Thread: when each module is initialized, the initialization function will go to the thread management module to get its own thread. The thread management module can decide to assign new threads to the initialization function or threads that have been assigned to other modules.
There are three advantages
- You can decide how many modules a thread can mount according to your needs, so as to achieve load balancing between threads.
- Multithreading parallel mode can ensure that the OpenGL operation in the module is in the current thread instead of running to the main thread, so as to completely avoid the destruction of the OpenGL environment of flutter.
- Multithreading parallel can make full use of CPU multi-core architecture to improve processing speed.
Modify the flutter engine from the flutter side, take out the context, and create a unified context management module according to the context. Each module will get its thread during initialization, and then call the context management module to get its own context. This can ensure that the context of each module is shared with the context of the flutter, the resources between each module are shared and visible, and the flutter and audio and video native are shared and visible with each other.
Based on the above framework, if you want to realize a simple scene, such as real-time preview and filter processing function,
1. Functional modules need to be selected, including camera module, filter processing module and flutter image rendering module;
2. Need to configure module parameters, such as acquisition resolution, filter parameters and front and rear camera settings;
3. After creating the video pipeline, the module is created with the configured parameters;
4. Finally, the pipeline is equipped with a module, and the simple function can be realized by opening the pipeline;
The figure above shows the code and structure of the whole function.

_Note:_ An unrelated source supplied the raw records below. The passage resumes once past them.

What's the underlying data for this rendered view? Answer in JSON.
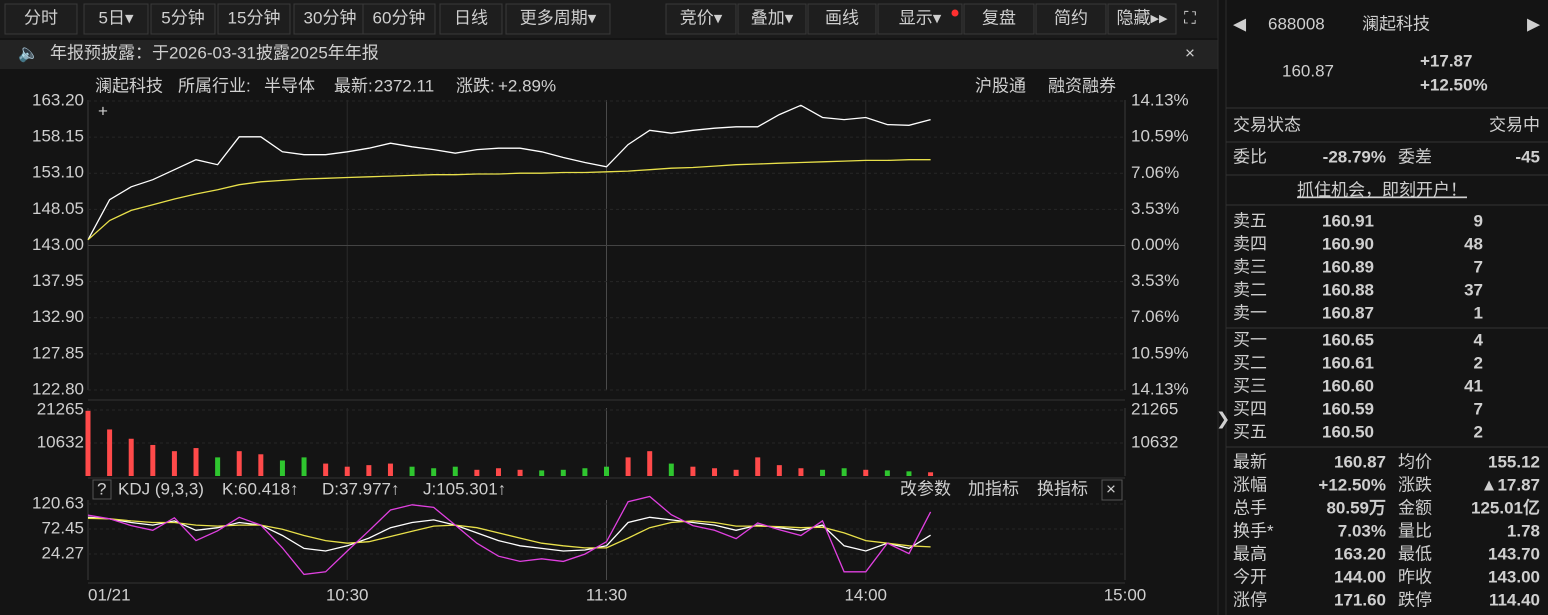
{
  "toolbar": {
    "periods": [
      "分时",
      "5日▾",
      "5分钟",
      "15分钟",
      "30分钟",
      "60分钟",
      "日线",
      "更多周期▾"
    ],
    "tools": [
      "竞价▾",
      "叠加▾",
      "画线",
      "显示▾",
      "复盘",
      "简约",
      "隐藏▸▸"
    ]
  },
  "notice": {
    "text": "年报预披露：于2026-03-31披露2025年年报"
  },
  "info": {
    "name": "澜起科技",
    "industry_label": "所属行业:",
    "industry": "半导体",
    "latest_label": "最新:",
    "latest": "2372.11",
    "change_label": "涨跌:",
    "change": "+2.89%",
    "links": [
      "沪股通",
      "融资融券"
    ]
  },
  "chart_data": [
    {
      "type": "line",
      "x": [
        "09:30",
        "09:35",
        "09:40",
        "09:45",
        "09:50",
        "09:55",
        "10:00",
        "10:05",
        "10:10",
        "10:15",
        "10:20",
        "10:25",
        "10:30",
        "10:35",
        "10:40",
        "10:45",
        "10:50",
        "10:55",
        "11:00",
        "11:05",
        "11:10",
        "11:15",
        "11:20",
        "11:25",
        "11:30",
        "13:05",
        "13:10",
        "13:15",
        "13:20",
        "13:25",
        "13:30",
        "13:35",
        "13:40",
        "13:45",
        "13:50",
        "13:55",
        "14:00",
        "14:05",
        "14:10",
        "14:15"
      ],
      "series": [
        {
          "color": "#ffffff",
          "values": [
            143.8,
            149.4,
            151.2,
            152.2,
            153.6,
            155.0,
            154.3,
            158.2,
            158.2,
            156.1,
            155.7,
            155.7,
            156.1,
            156.6,
            157.3,
            156.8,
            156.4,
            155.9,
            156.4,
            156.6,
            156.6,
            156.1,
            155.3,
            154.6,
            154.0,
            157.1,
            159.1,
            158.7,
            159.1,
            159.4,
            159.6,
            159.6,
            161.3,
            162.6,
            160.9,
            160.6,
            160.9,
            159.9,
            159.8,
            160.6
          ]
        },
        {
          "color": "#e8e04a",
          "values": [
            143.8,
            146.5,
            147.9,
            148.7,
            149.5,
            150.2,
            150.8,
            151.5,
            151.9,
            152.1,
            152.3,
            152.4,
            152.5,
            152.6,
            152.7,
            152.8,
            152.9,
            152.9,
            153.0,
            153.0,
            153.1,
            153.1,
            153.2,
            153.2,
            153.3,
            153.4,
            153.6,
            153.8,
            153.9,
            154.1,
            154.3,
            154.4,
            154.5,
            154.6,
            154.7,
            154.8,
            154.9,
            154.9,
            155.0,
            155.0
          ]
        }
      ],
      "ylim": [
        122.8,
        163.2
      ],
      "yticks": [
        {
          "value": 163.2,
          "label": "163.20"
        },
        {
          "value": 158.15,
          "label": "158.15"
        },
        {
          "value": 153.1,
          "label": "153.10"
        },
        {
          "value": 148.05,
          "label": "148.05"
        },
        {
          "value": 143,
          "label": "143.00"
        },
        {
          "value": 137.95,
          "label": "137.95"
        },
        {
          "value": 132.9,
          "label": "132.90"
        },
        {
          "value": 127.85,
          "label": "127.85"
        },
        {
          "value": 122.8,
          "label": "122.80"
        }
      ],
      "y2lim": [
        -14.13,
        14.13
      ],
      "y2ticks": [
        {
          "value": 14.13,
          "label": "14.13%"
        },
        {
          "value": 10.59,
          "label": "10.59%"
        },
        {
          "value": 7.06,
          "label": "7.06%"
        },
        {
          "value": 3.53,
          "label": "3.53%"
        },
        {
          "value": 0,
          "label": "0.00%"
        },
        {
          "value": -3.53,
          "label": "3.53%"
        },
        {
          "value": -7.06,
          "label": "7.06%"
        },
        {
          "value": -10.59,
          "label": "10.59%"
        },
        {
          "value": -14.13,
          "label": "14.13%"
        }
      ],
      "xticks": [
        {
          "value": "09:30",
          "label": "01/21"
        },
        "10:30",
        "11:30",
        "14:00",
        "15:00"
      ],
      "grid": true
    },
    {
      "type": "bar",
      "values": [
        21000,
        15000,
        12000,
        10000,
        8000,
        9000,
        6000,
        8000,
        7000,
        5000,
        6000,
        4000,
        3000,
        3500,
        4000,
        3000,
        2500,
        3000,
        2000,
        2500,
        2000,
        1800,
        2000,
        2500,
        3000,
        6000,
        8000,
        4000,
        3000,
        2500,
        2000,
        6000,
        3500,
        2500,
        2000,
        2500,
        2000,
        1800,
        1500,
        1200
      ],
      "up_color": "#ff4a4a",
      "down_color": "#2fc62f",
      "ylim": [
        0,
        21265
      ],
      "yticks": [
        21265,
        10632
      ]
    },
    {
      "type": "line",
      "title": "KDJ (9,3,3)",
      "buttons": [
        "改参数",
        "加指标",
        "换指标"
      ],
      "series": [
        {
          "label": "K:60.418↑",
          "color": "#ffffff",
          "values": [
            95,
            92,
            85,
            80,
            88,
            70,
            75,
            85,
            80,
            60,
            35,
            30,
            40,
            55,
            75,
            85,
            90,
            80,
            65,
            50,
            40,
            35,
            30,
            32,
            40,
            85,
            95,
            90,
            85,
            80,
            70,
            80,
            75,
            70,
            80,
            40,
            30,
            45,
            35,
            60.418
          ]
        },
        {
          "label": "D:37.977↑",
          "color": "#e8e04a",
          "values": [
            93,
            92,
            88,
            85,
            85,
            80,
            78,
            80,
            80,
            72,
            60,
            50,
            45,
            48,
            58,
            68,
            78,
            80,
            75,
            65,
            55,
            45,
            40,
            36,
            36,
            55,
            75,
            85,
            88,
            85,
            78,
            78,
            77,
            75,
            76,
            65,
            50,
            45,
            40,
            37.977
          ]
        },
        {
          "label": "J:105.301↑",
          "color": "#e040e0",
          "values": [
            99,
            92,
            79,
            70,
            94,
            50,
            69,
            95,
            80,
            36,
            -15,
            -10,
            30,
            69,
            109,
            119,
            114,
            80,
            45,
            20,
            10,
            15,
            10,
            24,
            48,
            125,
            135,
            100,
            79,
            70,
            54,
            84,
            71,
            60,
            88,
            -10,
            -10,
            45,
            25,
            105.301
          ]
        }
      ],
      "ylim": [
        -25.8,
        128.3
      ],
      "yticks": [
        {
          "value": 120.63,
          "label": "120.63"
        },
        {
          "value": 72.45,
          "label": "72.45"
        },
        {
          "value": 24.27,
          "label": "24.27"
        }
      ]
    }
  ],
  "quote": {
    "code": "688008",
    "name": "澜起科技",
    "price": "160.87",
    "change": "+17.87",
    "pct": "+12.50%",
    "prev_close": 143.0,
    "status_label": "交易状态",
    "status": "交易中",
    "ratio_label": "委比",
    "ratio": "-28.79%",
    "diff_label": "委差",
    "diff": "-45",
    "promo": "抓住机会，即刻开户！",
    "asks": [
      [
        "卖五",
        "160.91",
        "9"
      ],
      [
        "卖四",
        "160.90",
        "48"
      ],
      [
        "卖三",
        "160.89",
        "7"
      ],
      [
        "卖二",
        "160.88",
        "37"
      ],
      [
        "卖一",
        "160.87",
        "1"
      ]
    ],
    "bids": [
      [
        "买一",
        "160.65",
        "4"
      ],
      [
        "买二",
        "160.61",
        "2"
      ],
      [
        "买三",
        "160.60",
        "41"
      ],
      [
        "买四",
        "160.59",
        "7"
      ],
      [
        "买五",
        "160.50",
        "2"
      ]
    ],
    "stats": [
      [
        {
          "label": "最新",
          "value": "160.87",
          "color": "#ff4a4a"
        },
        {
          "label": "均价",
          "value": "155.12",
          "color": "#ff4a4a"
        }
      ],
      [
        {
          "label": "涨幅",
          "value": "+12.50%",
          "color": "#ff4a4a"
        },
        {
          "label": "涨跌",
          "value": "▲17.87",
          "color": "#ff4a4a"
        }
      ],
      [
        {
          "label": "总手",
          "value": "80.59万",
          "color": "#e6e6e6"
        },
        {
          "label": "金额",
          "value": "125.01亿",
          "color": "#3cd6f0"
        }
      ],
      [
        {
          "label": "换手*",
          "value": "7.03%",
          "color": "#e6e6e6"
        },
        {
          "label": "量比",
          "value": "1.78",
          "color": "#e6e6e6"
        }
      ],
      [
        {
          "label": "最高",
          "value": "163.20",
          "color": "#ff4a4a"
        },
        {
          "label": "最低",
          "value": "143.70",
          "color": "#ff4a4a"
        }
      ],
      [
        {
          "label": "今开",
          "value": "144.00",
          "color": "#ff4a4a"
        },
        {
          "label": "昨收",
          "value": "143.00",
          "color": "#e6e6e6"
        }
      ],
      [
        {
          "label": "涨停",
          "value": "171.60",
          "color": "#ff4a4a"
        },
        {
          "label": "跌停",
          "value": "114.40",
          "color": "#2fc62f"
        }
      ]
    ]
  }
}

Combined with the above audio and video framework, Xianyu implements the flutter multimedia open source component.
The group should contain four basic components, namely:
1. Video image capture module
2. Player components
3. Video image editing component
4. Album selection component
Now these components are going through the internal open source process. It is expected that the album and player will be open source in September.
Future outlook and planning
1. Realize the cross end development of the whole link from the underlying SDK to UI mentioned at the beginning. At present, the underlying framework layer and module layer are implemented by different platforms. Instead, the UI side of flutter is unified across platforms. Therefore, the logic of the underlying layer will be sunk to the C + + layer according to the common practice of audio and video, so as to realize the full link cross platform as much as possible.
2. The second part is open source co construction. The open source content of Xianyu not only includes shooting and editing components, but also includes many underlying modules. It is hoped that some developers can make full use of the audio and video module ability of Xianyu to build app when opening voice and video application based on flutter Framework, developers as long as to be responsible for the implementation of special needs module can, as far as possible to reduce duplication of labor.
Author: Chen Lujun
This article is the original content of yunqi community, and cannot be reproduced without permission.